Similar examples can be found in other sectors as well. Alibaba has succeeded in large part because brick-and-mortar retailing is so challenging on the mainland. Roughly a quarter of the world’s cities with more than 500,000 people are located in China — twice as many as India, the next country on the list. Real estate prices in those urban areas are astronomical, which limits how big stores can be and thus the range of consumer choices.
That makes platforms such as Alibaba and JD.com much more attractive both to consumers — who then provide the kind of data the online giants can use to sell them debt they can use to buy more on the platforms — and to manufacturers. Instead of fighting for shelf space, the latter can simply open online shops, take orders on Alibaba and ship directly from their warehouse. That’s led to a flourishing of niche online retailers selling everything up to and including replica NASA space suits.
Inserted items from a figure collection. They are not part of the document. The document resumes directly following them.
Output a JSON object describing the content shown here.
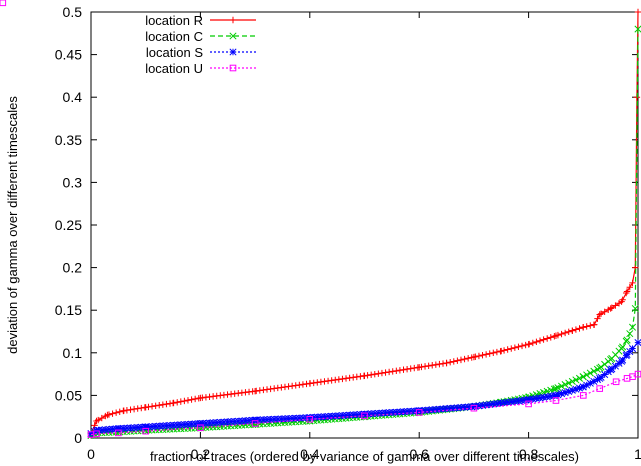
{
  "chart_data": {
    "type": "line",
    "title": "",
    "xlabel": "fraction of traces (ordered by variance of gamma over different timescales)",
    "ylabel": "deviation of gamma over different timescales",
    "xlim": [
      0,
      1
    ],
    "ylim": [
      0,
      0.5
    ],
    "x_ticks": [
      "0",
      "0.2",
      "0.4",
      "0.6",
      "0.8",
      "1"
    ],
    "y_ticks": [
      "0",
      "0.05",
      "0.1",
      "0.15",
      "0.2",
      "0.25",
      "0.3",
      "0.35",
      "0.4",
      "0.45",
      "0.5"
    ],
    "grid": false,
    "legend_position": "top-left",
    "series": [
      {
        "name": "location R",
        "color": "#ff0000",
        "marker": "plus",
        "line_style": "solid",
        "x": [
          0,
          0.01,
          0.03,
          0.06,
          0.1,
          0.15,
          0.2,
          0.3,
          0.4,
          0.5,
          0.6,
          0.65,
          0.7,
          0.75,
          0.8,
          0.85,
          0.88,
          0.9,
          0.92,
          0.93,
          0.95,
          0.97,
          0.98,
          0.99,
          0.995,
          0.998,
          1.0
        ],
        "y": [
          0.005,
          0.02,
          0.027,
          0.032,
          0.036,
          0.041,
          0.047,
          0.055,
          0.064,
          0.073,
          0.083,
          0.088,
          0.095,
          0.102,
          0.11,
          0.12,
          0.126,
          0.13,
          0.133,
          0.145,
          0.152,
          0.16,
          0.172,
          0.182,
          0.2,
          0.4,
          0.5
        ]
      },
      {
        "name": "location C",
        "color": "#00cc00",
        "marker": "cross",
        "line_style": "dashed",
        "x": [
          0,
          0.01,
          0.05,
          0.1,
          0.2,
          0.3,
          0.4,
          0.5,
          0.6,
          0.7,
          0.75,
          0.8,
          0.85,
          0.9,
          0.93,
          0.95,
          0.97,
          0.98,
          0.99,
          0.995,
          1.0
        ],
        "y": [
          0.003,
          0.006,
          0.007,
          0.009,
          0.012,
          0.016,
          0.02,
          0.025,
          0.03,
          0.037,
          0.042,
          0.048,
          0.058,
          0.072,
          0.082,
          0.092,
          0.105,
          0.115,
          0.13,
          0.152,
          0.48
        ]
      },
      {
        "name": "location S",
        "color": "#0000ff",
        "marker": "star",
        "line_style": "dotted",
        "x": [
          0,
          0.01,
          0.05,
          0.1,
          0.2,
          0.3,
          0.4,
          0.5,
          0.6,
          0.7,
          0.8,
          0.85,
          0.9,
          0.93,
          0.95,
          0.97,
          0.98,
          0.99,
          1.0
        ],
        "y": [
          0.005,
          0.009,
          0.011,
          0.013,
          0.017,
          0.021,
          0.024,
          0.028,
          0.032,
          0.037,
          0.045,
          0.05,
          0.06,
          0.07,
          0.08,
          0.09,
          0.098,
          0.105,
          0.112
        ]
      },
      {
        "name": "location U",
        "color": "#ff00ff",
        "marker": "square",
        "line_style": "dotted",
        "x": [
          0,
          0.01,
          0.05,
          0.1,
          0.2,
          0.3,
          0.4,
          0.5,
          0.6,
          0.7,
          0.8,
          0.85,
          0.9,
          0.93,
          0.96,
          0.98,
          0.99,
          1.0
        ],
        "y": [
          0.004,
          0.005,
          0.006,
          0.008,
          0.012,
          0.017,
          0.022,
          0.026,
          0.03,
          0.035,
          0.04,
          0.044,
          0.05,
          0.058,
          0.066,
          0.07,
          0.072,
          0.075
        ]
      }
    ]
  }
}
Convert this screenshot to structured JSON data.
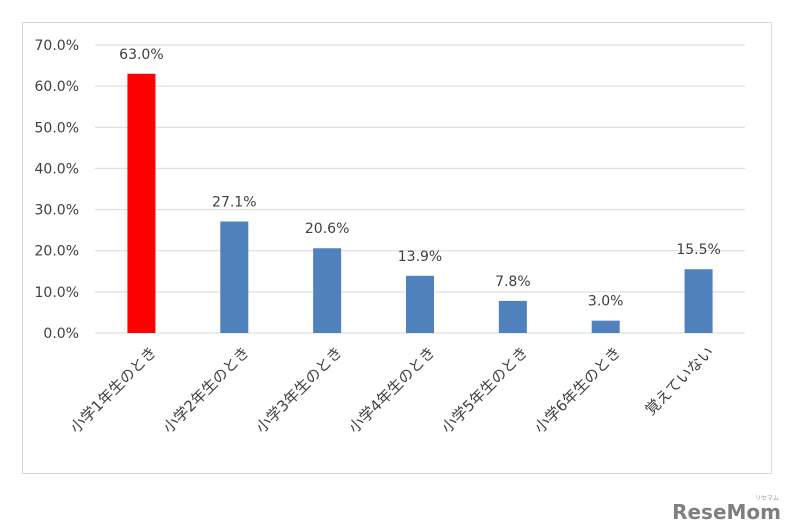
{
  "chart_data": {
    "type": "bar",
    "categories": [
      "小学1年生のとき",
      "小学2年生のとき",
      "小学3年生のとき",
      "小学4年生のとき",
      "小学5年生のとき",
      "小学6年生のとき",
      "覚えていない"
    ],
    "values": [
      63.0,
      27.1,
      20.6,
      13.9,
      7.8,
      3.0,
      15.5
    ],
    "value_labels": [
      "63.0%",
      "27.1%",
      "20.6%",
      "13.9%",
      "7.8%",
      "3.0%",
      "15.5%"
    ],
    "y_ticks": [
      "0.0%",
      "10.0%",
      "20.0%",
      "30.0%",
      "40.0%",
      "50.0%",
      "60.0%",
      "70.0%"
    ],
    "ylim": [
      0,
      70
    ],
    "grid": true,
    "colors": {
      "highlight": "#ff0000",
      "default": "#4f81bd",
      "grid": "#d9d9d9",
      "text": "#404040"
    },
    "highlight_index": 0
  },
  "watermark": {
    "text": "ReseMom",
    "sub": "リセマム"
  }
}
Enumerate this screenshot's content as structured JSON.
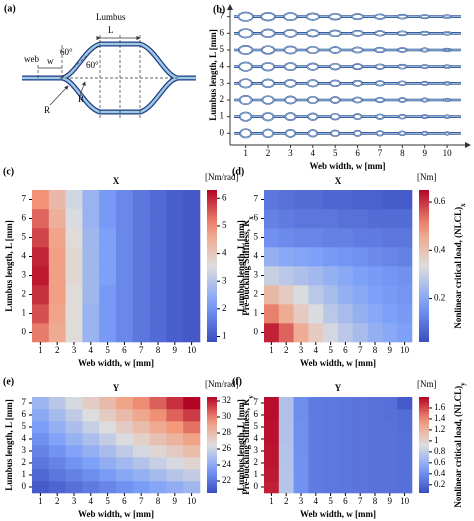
{
  "diagram": {
    "panel_label": "(a)",
    "labels": [
      "Lumbus",
      "L",
      "web",
      "w",
      "60°",
      "60°",
      "R",
      "R"
    ]
  },
  "chart_data": [
    {
      "type": "shape-grid",
      "panel_label": "(b)",
      "xlabel": "Web width, w [mm]",
      "ylabel": "Lumbus length, L [mm]",
      "xlim": [
        0.3,
        10.8
      ],
      "ylim": [
        -0.7,
        7.7
      ],
      "xticks": [
        1,
        2,
        3,
        4,
        5,
        6,
        7,
        8,
        9,
        10
      ],
      "yticks": [
        0,
        1,
        2,
        3,
        4,
        5,
        6,
        7
      ]
    },
    {
      "type": "heatmap",
      "panel_label": "(c)",
      "title": "X",
      "xlabel": "Web width, w [mm]",
      "ylabel": "Lumbus length, L [mm]",
      "x": [
        1,
        2,
        3,
        4,
        5,
        6,
        7,
        8,
        9,
        10
      ],
      "y": [
        0,
        1,
        2,
        3,
        4,
        5,
        6,
        7
      ],
      "values": [
        [
          5.2,
          4.6,
          3.6,
          2.6,
          2.1,
          1.8,
          1.5,
          1.3,
          1.1,
          1.0
        ],
        [
          5.6,
          4.7,
          3.6,
          2.6,
          2.1,
          1.8,
          1.5,
          1.3,
          1.1,
          1.0
        ],
        [
          5.9,
          4.8,
          3.6,
          2.7,
          2.1,
          1.8,
          1.5,
          1.3,
          1.1,
          1.0
        ],
        [
          6.1,
          4.8,
          3.7,
          2.7,
          2.2,
          1.8,
          1.5,
          1.3,
          1.1,
          1.0
        ],
        [
          6.0,
          4.8,
          3.7,
          2.7,
          2.2,
          1.8,
          1.5,
          1.3,
          1.1,
          1.0
        ],
        [
          5.7,
          4.7,
          3.6,
          2.7,
          2.2,
          1.8,
          1.5,
          1.3,
          1.1,
          1.0
        ],
        [
          5.4,
          4.5,
          3.5,
          2.6,
          2.1,
          1.8,
          1.5,
          1.3,
          1.1,
          1.0
        ],
        [
          5.0,
          4.3,
          3.4,
          2.6,
          2.1,
          1.8,
          1.5,
          1.3,
          1.1,
          1.0
        ]
      ],
      "colormap": "coolwarm",
      "clim": [
        0.8,
        6.3
      ],
      "cticks": [
        1,
        2,
        3,
        4,
        5,
        6
      ],
      "cbar_unit": "[Nm/rad]",
      "cbar_label": "Pre-buckling Stiffness, K",
      "cbar_label_sub": "x"
    },
    {
      "type": "heatmap",
      "panel_label": "(d)",
      "title": "X",
      "xlabel": "Web width, w [mm]",
      "ylabel": "Lumbus length, L [mm]",
      "x": [
        1,
        2,
        3,
        4,
        5,
        6,
        7,
        8,
        9,
        10
      ],
      "y": [
        0,
        1,
        2,
        3,
        4,
        5,
        6,
        7
      ],
      "values": [
        [
          0.62,
          0.55,
          0.45,
          0.38,
          0.32,
          0.28,
          0.25,
          0.22,
          0.2,
          0.18
        ],
        [
          0.52,
          0.45,
          0.38,
          0.33,
          0.28,
          0.25,
          0.22,
          0.2,
          0.18,
          0.17
        ],
        [
          0.42,
          0.38,
          0.33,
          0.28,
          0.25,
          0.22,
          0.2,
          0.18,
          0.17,
          0.16
        ],
        [
          0.3,
          0.28,
          0.26,
          0.24,
          0.22,
          0.2,
          0.18,
          0.17,
          0.16,
          0.15
        ],
        [
          0.22,
          0.2,
          0.19,
          0.18,
          0.17,
          0.16,
          0.15,
          0.14,
          0.13,
          0.12
        ],
        [
          0.15,
          0.14,
          0.13,
          0.13,
          0.12,
          0.12,
          0.11,
          0.11,
          0.1,
          0.1
        ],
        [
          0.12,
          0.11,
          0.1,
          0.1,
          0.1,
          0.09,
          0.09,
          0.08,
          0.08,
          0.08
        ],
        [
          0.1,
          0.09,
          0.08,
          0.08,
          0.07,
          0.07,
          0.06,
          0.06,
          0.05,
          0.05
        ]
      ],
      "colormap": "coolwarm",
      "clim": [
        0.02,
        0.65
      ],
      "cticks": [
        0.2,
        0.4,
        0.6
      ],
      "cbar_unit": "[Nm]",
      "cbar_label": "Nonlinear critical load, (NLCL)",
      "cbar_label_sub": "x"
    },
    {
      "type": "heatmap",
      "panel_label": "(e)",
      "title": "Y",
      "xlabel": "Web width, w [mm]",
      "ylabel": "Lumbus length, L [mm]",
      "x": [
        1,
        2,
        3,
        4,
        5,
        6,
        7,
        8,
        9,
        10
      ],
      "y": [
        0,
        1,
        2,
        3,
        4,
        5,
        6,
        7
      ],
      "values": [
        [
          21.0,
          21.4,
          21.8,
          22.2,
          22.6,
          23.0,
          23.4,
          23.8,
          24.2,
          24.6
        ],
        [
          21.5,
          22.0,
          22.4,
          22.9,
          23.4,
          23.9,
          24.3,
          24.8,
          25.3,
          25.7
        ],
        [
          22.0,
          22.5,
          23.1,
          23.6,
          24.2,
          24.7,
          25.2,
          25.8,
          26.3,
          26.9
        ],
        [
          22.5,
          23.1,
          23.7,
          24.3,
          24.9,
          25.6,
          26.2,
          26.8,
          27.4,
          28.0
        ],
        [
          23.0,
          23.7,
          24.4,
          25.0,
          25.7,
          26.4,
          27.1,
          27.8,
          28.4,
          29.1
        ],
        [
          23.5,
          24.3,
          25.0,
          25.8,
          26.5,
          27.3,
          28.0,
          28.8,
          29.5,
          30.3
        ],
        [
          24.0,
          24.8,
          25.6,
          26.5,
          27.3,
          28.1,
          28.9,
          29.7,
          30.6,
          31.4
        ],
        [
          24.5,
          25.4,
          26.3,
          27.2,
          28.1,
          29.0,
          29.8,
          30.7,
          31.6,
          32.5
        ]
      ],
      "colormap": "coolwarm",
      "clim": [
        20.5,
        32.5
      ],
      "cticks": [
        22,
        24,
        26,
        28,
        30,
        32
      ],
      "cbar_unit": "[Nm/rad]",
      "cbar_label": "Pre-buckling Stiffness, K",
      "cbar_label_sub": "y"
    },
    {
      "type": "heatmap",
      "panel_label": "(f)",
      "title": "Y",
      "xlabel": "Web width, w [mm]",
      "ylabel": "Lumbus length, L [mm]",
      "x": [
        1,
        2,
        3,
        4,
        5,
        6,
        7,
        8,
        9,
        10
      ],
      "y": [
        0,
        1,
        2,
        3,
        4,
        5,
        6,
        7
      ],
      "values": [
        [
          1.72,
          0.75,
          0.42,
          0.3,
          0.28,
          0.27,
          0.26,
          0.25,
          0.25,
          0.24
        ],
        [
          1.74,
          0.75,
          0.42,
          0.3,
          0.28,
          0.27,
          0.26,
          0.25,
          0.25,
          0.24
        ],
        [
          1.75,
          0.74,
          0.42,
          0.3,
          0.28,
          0.27,
          0.26,
          0.25,
          0.25,
          0.24
        ],
        [
          1.75,
          0.74,
          0.41,
          0.3,
          0.28,
          0.27,
          0.26,
          0.25,
          0.25,
          0.24
        ],
        [
          1.76,
          0.73,
          0.41,
          0.3,
          0.28,
          0.27,
          0.26,
          0.25,
          0.25,
          0.24
        ],
        [
          1.76,
          0.73,
          0.41,
          0.3,
          0.28,
          0.27,
          0.26,
          0.25,
          0.25,
          0.23
        ],
        [
          1.77,
          0.72,
          0.4,
          0.3,
          0.28,
          0.27,
          0.26,
          0.25,
          0.24,
          0.22
        ],
        [
          1.77,
          0.72,
          0.4,
          0.3,
          0.28,
          0.27,
          0.26,
          0.25,
          0.24,
          0.12
        ]
      ],
      "colormap": "coolwarm",
      "clim": [
        0.05,
        1.8
      ],
      "cticks": [
        0.2,
        0.4,
        0.6,
        0.8,
        1.0,
        1.2,
        1.4,
        1.6
      ],
      "cbar_unit": "[Nm]",
      "cbar_label": "Nonlinear critical load, (NLCL)",
      "cbar_label_sub": "y"
    }
  ]
}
Even the bike-sharing craze that’s drawn so much attention in the West has exploded largely because of China’s unique environment. Lower-income Chinese have gravitated toward the super-cheap services in order to solve the so-called last-mile problem, getting to and from public transport nodes. The technology didn’t emerge first in the West partly because consumers — even in bike-crazy Holland — haven’t really needed such a cost-effective solution. (Ironically, as Bloomberg View columnist Adam Minter recently pointed out, it’s not so clear this particular innovation can work economically even in China.)
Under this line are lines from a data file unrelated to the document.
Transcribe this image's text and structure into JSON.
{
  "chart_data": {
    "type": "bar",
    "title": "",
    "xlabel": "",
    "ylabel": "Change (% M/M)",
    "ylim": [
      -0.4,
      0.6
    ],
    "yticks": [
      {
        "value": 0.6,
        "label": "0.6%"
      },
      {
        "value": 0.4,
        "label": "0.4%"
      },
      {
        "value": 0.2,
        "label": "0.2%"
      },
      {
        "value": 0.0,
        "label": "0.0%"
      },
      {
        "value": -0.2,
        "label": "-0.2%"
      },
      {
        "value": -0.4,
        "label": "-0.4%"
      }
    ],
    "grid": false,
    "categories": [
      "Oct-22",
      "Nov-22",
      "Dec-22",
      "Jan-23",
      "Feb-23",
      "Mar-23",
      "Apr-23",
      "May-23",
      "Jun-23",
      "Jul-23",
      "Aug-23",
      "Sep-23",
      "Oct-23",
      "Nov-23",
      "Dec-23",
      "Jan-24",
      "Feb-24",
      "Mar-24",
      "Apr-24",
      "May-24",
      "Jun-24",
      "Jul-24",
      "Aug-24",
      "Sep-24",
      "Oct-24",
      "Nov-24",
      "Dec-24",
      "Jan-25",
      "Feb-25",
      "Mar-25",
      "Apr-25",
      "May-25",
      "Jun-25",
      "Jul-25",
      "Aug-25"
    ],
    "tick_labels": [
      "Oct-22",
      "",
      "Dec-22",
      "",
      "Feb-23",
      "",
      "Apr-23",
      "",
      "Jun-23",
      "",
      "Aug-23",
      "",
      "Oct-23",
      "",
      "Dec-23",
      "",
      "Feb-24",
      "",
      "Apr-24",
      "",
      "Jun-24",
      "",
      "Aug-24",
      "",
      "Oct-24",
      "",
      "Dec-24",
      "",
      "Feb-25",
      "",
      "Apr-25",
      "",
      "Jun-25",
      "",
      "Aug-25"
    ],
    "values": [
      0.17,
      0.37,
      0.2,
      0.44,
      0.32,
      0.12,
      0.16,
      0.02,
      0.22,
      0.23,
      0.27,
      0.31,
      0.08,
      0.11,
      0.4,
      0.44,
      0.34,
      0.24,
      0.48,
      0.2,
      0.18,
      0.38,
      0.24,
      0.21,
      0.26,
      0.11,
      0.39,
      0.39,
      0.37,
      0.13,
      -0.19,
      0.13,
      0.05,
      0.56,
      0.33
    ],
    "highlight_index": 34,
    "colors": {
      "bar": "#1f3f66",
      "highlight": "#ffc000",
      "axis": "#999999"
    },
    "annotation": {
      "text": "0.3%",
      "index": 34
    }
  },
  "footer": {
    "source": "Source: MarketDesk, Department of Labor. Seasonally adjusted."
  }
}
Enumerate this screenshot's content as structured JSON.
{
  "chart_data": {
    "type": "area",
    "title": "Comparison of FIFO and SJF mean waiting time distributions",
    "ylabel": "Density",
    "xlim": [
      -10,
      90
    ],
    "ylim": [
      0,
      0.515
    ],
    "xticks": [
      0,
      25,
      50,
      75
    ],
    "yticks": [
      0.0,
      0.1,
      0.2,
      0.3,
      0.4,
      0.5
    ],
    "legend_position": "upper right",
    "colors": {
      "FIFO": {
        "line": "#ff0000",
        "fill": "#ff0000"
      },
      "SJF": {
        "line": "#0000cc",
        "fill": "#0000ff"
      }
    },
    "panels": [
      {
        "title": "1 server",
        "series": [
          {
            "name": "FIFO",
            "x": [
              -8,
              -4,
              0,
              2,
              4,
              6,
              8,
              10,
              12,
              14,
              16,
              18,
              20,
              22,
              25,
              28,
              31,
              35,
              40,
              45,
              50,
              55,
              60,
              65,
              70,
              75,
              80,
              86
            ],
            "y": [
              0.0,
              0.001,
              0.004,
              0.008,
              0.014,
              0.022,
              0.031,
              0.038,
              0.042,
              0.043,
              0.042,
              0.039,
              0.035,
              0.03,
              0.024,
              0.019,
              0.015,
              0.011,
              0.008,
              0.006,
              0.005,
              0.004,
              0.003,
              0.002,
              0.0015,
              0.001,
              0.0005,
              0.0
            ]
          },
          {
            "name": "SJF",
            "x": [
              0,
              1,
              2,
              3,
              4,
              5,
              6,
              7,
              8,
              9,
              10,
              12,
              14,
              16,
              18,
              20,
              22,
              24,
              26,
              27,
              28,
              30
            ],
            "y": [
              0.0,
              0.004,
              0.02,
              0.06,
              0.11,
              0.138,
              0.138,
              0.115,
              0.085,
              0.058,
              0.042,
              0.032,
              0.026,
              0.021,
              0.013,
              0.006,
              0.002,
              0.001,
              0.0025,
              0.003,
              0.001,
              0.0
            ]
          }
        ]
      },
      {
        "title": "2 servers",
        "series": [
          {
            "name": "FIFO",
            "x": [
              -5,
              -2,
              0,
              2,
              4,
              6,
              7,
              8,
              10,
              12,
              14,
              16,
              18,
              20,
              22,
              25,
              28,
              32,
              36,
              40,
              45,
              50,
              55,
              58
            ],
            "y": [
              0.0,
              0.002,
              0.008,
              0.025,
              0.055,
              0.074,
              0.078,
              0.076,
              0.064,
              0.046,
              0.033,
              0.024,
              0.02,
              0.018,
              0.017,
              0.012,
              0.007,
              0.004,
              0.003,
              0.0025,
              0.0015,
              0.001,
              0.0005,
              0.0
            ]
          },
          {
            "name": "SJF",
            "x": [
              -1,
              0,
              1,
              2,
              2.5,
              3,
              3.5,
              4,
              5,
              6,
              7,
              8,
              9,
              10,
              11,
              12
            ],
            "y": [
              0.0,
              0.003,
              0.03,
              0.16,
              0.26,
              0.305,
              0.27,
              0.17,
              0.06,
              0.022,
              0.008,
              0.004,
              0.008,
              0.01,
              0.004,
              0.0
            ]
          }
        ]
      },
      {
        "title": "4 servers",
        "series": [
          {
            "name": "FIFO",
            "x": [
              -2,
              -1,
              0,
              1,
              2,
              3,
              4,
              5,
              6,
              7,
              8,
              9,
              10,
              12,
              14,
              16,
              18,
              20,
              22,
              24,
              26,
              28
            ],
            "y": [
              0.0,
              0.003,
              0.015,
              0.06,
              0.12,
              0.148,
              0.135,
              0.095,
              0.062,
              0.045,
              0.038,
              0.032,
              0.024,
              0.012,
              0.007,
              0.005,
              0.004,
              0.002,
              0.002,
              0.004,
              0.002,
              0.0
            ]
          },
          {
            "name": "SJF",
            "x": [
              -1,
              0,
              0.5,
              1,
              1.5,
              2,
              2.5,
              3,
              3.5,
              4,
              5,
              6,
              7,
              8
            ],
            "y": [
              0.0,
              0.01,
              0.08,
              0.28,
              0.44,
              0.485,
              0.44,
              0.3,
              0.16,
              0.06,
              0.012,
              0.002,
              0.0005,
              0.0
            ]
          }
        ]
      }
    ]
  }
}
None of this is to diminish the fact that Chinese companies have produced some remarkable technologies and, given the vast amounts of research going into artificial intelligence, are likely to produce even more. The question is how successful such companies and technologies will be once transplanted into different contexts. One of the major puzzles of corporate China is why firms have struggled to expand internationally. The answer may be that they’re offering solutions to problems that don’t exist in quite the same way overseas. Unless they can cater to the needs of customers operating under very different conditions, their remarkable progress may end at China’s shores.
This column does not necessarily reflect the opinion of the editorial board or Bloomberg LP and its owners.